Although the Broadway box office was off 4% in post-Columbus Day ticket sales, there were several indicators of good news for the holiday season. Coming off a slew of rave reviews, The Curious Incident Of The Dog In The Night-Time — the early season’s prestige London import — continued to build in a week when many shows were off from the previous stand’s spending spree. For the week ending Sunday, the National Theatre production took in $848.2K at the Barrymore. That’s 88% of its gross potential and an improvement of $78.3K from the week before, according to figures released by the trade group Broadway League. And nearly every one of the Barrymore’s 1,018 seats was taken over all eight performances.
The Maggie Gyllenhaal-Ewan McGregor led revival of Tom Stoppard’s The Real Thing at the Roundabout is proving very healthy at $476K, about 75% of gross potential and 95% of seats filled at the American Airlines.
The Last Ship, the new musical from Sting, continues to grow during previews, suggesting that early audiences are liking the autobiographical show at the Neil Simon. It’s still doing just under 50% of its gross potential, but the numbers were up $34.4K to $575K and the show played to 75% of capacity.
Demonstrating that its pre-opening SRO status as the must-see comedy of the season was no fluke, It’s Only A Play grossed $1.37M, which not only was up $201.6K from the week before but smashed the house record at the Schoenfeld set in December 2009, when Hugh Jackman and Daniel Craig were in A Steady Rain.

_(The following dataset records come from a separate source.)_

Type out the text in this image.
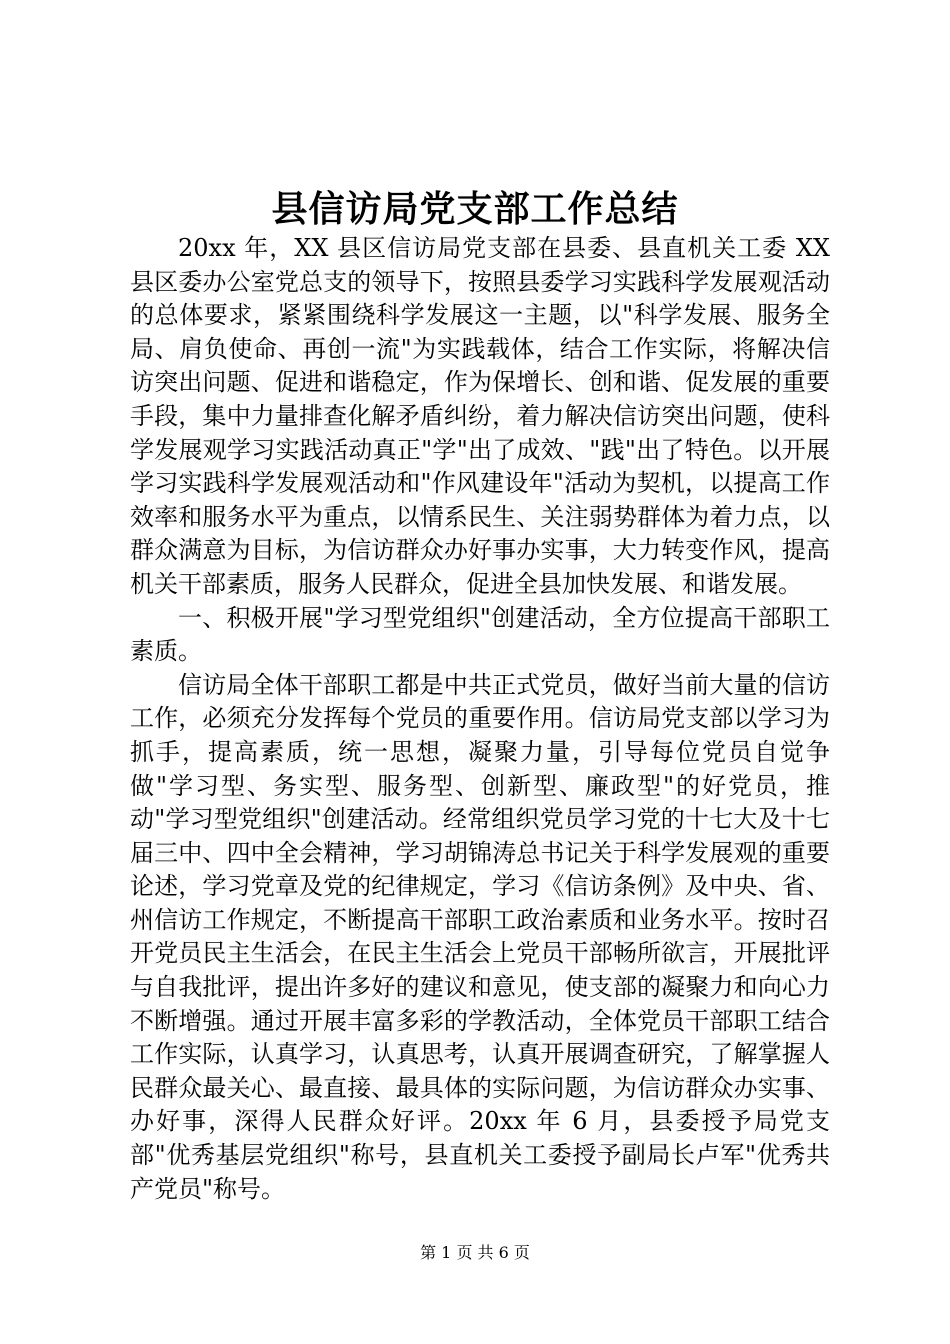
县信访局党支部工作总结

20xx 年，XX 县区信访局党支部在县委、县直机关工委 XX 县区委办公室党总支的领导下，按照县委学习实践科学发展观活动的总体要求，紧紧围绕科学发展这一主题，以"科学发展、服务全局、肩负使命、再创一流"为实践载体，结合工作实际，将解决信访突出问题、促进和谐稳定，作为保增长、创和谐、促发展的重要手段，集中力量排查化解矛盾纠纷，着力解决信访突出问题，使科学发展观学习实践活动真正"学"出了成效、"践"出了特色。以开展学习实践科学发展观活动和"作风建设年"活动为契机，以提高工作效率和服务水平为重点，以情系民生、关注弱势群体为着力点，以群众满意为目标，为信访群众办好事办实事，大力转变作风，提高机关干部素质，服务人民群众，促进全县加快发展、和谐发展。

一、积极开展"学习型党组织"创建活动，全方位提高干部职工素质。

信访局全体干部职工都是中共正式党员，做好当前大量的信访工作，必须充分发挥每个党员的重要作用。信访局党支部以学习为抓手，提高素质，统一思想，凝聚力量，引导每位党员自觉争做"学习型、务实型、服务型、创新型、廉政型"的好党员，推动"学习型党组织"创建活动。经常组织党员学习党的十七大及十七届三中、四中全会精神，学习胡锦涛总书记关于科学发展观的重要论述，学习党章及党的纪律规定，学习《信访条例》及中央、省、州信访工作规定，不断提高干部职工政治素质和业务水平。按时召开党员民主生活会，在民主生活会上党员干部畅所欲言，开展批评与自我批评，提出许多好的建议和意见，使支部的凝聚力和向心力不断增强。通过开展丰富多彩的学教活动，全体党员干部职工结合工作实际，认真学习，认真思考，认真开展调查研究，了解掌握人民群众最关心、最直接、最具体的实际问题，为信访群众办实事、办好事，深得人民群众好评。20xx 年 6 月，县委授予局党支部"优秀基层党组织"称号，县直机关工委授予副局长卢军"优秀共产党员"称号。

第 1 页 共 6 页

Whether it’s the Nathan Lane/Matthew Broderick fan club or the Terrence McNally laugh-fest, ticket buyers have made the Jack O’Brien-directed revival the hottest ticket in town and — at a per-ticket average of $159.02, second only to The Book Of Mormon‘s $188.70. And that’s a musical, mind you.

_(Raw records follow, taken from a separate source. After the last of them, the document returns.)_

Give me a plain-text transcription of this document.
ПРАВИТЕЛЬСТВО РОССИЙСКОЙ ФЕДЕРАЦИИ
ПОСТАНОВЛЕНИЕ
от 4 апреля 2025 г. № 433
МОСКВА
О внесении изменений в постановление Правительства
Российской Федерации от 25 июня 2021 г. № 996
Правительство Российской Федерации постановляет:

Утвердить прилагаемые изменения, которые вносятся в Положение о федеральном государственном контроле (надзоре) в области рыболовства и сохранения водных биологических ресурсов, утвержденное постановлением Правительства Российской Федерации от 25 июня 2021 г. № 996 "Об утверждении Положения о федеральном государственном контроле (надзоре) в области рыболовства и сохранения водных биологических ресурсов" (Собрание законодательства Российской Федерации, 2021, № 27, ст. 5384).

Not surprisingly, family-oriented shows took the biggest dollar hits while still filling all or most of their seats: Aladdin was down $176.4K, still well over potential at $1.44M; Matilda was down $151K to $941.6K; The Lion King was off $155K to $1.9M; and Wicked saw a drop of $125.3K to $1.7M.
Total Broadway box office was $26M, down about 4% from last week’s $27M. Attendance was down 1%, to 256K for 31 shows.